Todos querem viver o amor. De preferência, o amor pronto, enlatado, com bula, bóia, cinto de segurança, certificado de garantia, devolução em caso de quebra e, se não for muito caro, com air-bag. Ou senão o amor perfeito dos personagens de filmes e novelas. Aquele amor de beijos em campinas floridas e solenes abraços à beira-mar. Muitos optam pelo amor que é uma derivação de filmes publicitários. Do tipo que confunde amor com uma batedeira ergométrica digitalizada com vista para um playground com três piscinas, frota de carros brilhantes e crianças correndo livres, belas e soltas.

Querem saber? Acho isso tudo uma grande piada e um tanto quanto perigosa. Porque definitivamente o amor não é um jogo para precavidos e medrosos. Estes sempre vão se dar mal. São perdedores em potencial. O amor é atroz. É sobrevivência em alto-mar. Turbulência e calmaria incessantes.

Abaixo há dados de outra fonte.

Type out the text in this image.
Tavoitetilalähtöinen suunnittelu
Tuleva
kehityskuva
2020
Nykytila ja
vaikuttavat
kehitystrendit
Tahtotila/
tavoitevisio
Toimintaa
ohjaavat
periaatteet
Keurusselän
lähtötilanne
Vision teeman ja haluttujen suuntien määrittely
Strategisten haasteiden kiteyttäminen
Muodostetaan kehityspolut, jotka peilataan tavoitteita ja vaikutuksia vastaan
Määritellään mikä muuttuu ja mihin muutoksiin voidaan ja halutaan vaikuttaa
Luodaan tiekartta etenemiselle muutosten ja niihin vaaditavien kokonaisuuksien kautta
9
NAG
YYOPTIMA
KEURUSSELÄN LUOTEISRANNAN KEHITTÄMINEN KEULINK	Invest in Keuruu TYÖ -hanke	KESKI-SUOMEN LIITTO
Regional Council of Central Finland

Ninguém é zen o tempo todo. Como disse o poeta Caetano Veloso, "de perto ninguém é normal". E, convenhamos, o amor é, antes de tudo, olhar alguém de perto. Se, ao primeiro sinal de insanidade, destempero, seja lá o que for, desistirmos do amor... talvez seja melhor trocar a experiência da paixão por uma filiação num Clube de Escoteiros. Leis seguras. Dia após dia. Tudo certo.

Recorro a Arthur Rimbaud. Vou até a estante e pego Uma Estação no Inferno. Abro o volume com cuidado. Suas páginas estão com marcas de mofo. Procuro pelo verso que sei de cor: "É notório que o amor está para ser reinventado". Rimbaud nasceu em 1854. Desconfio de tudo que li sobre o amor. Exceto deste verso.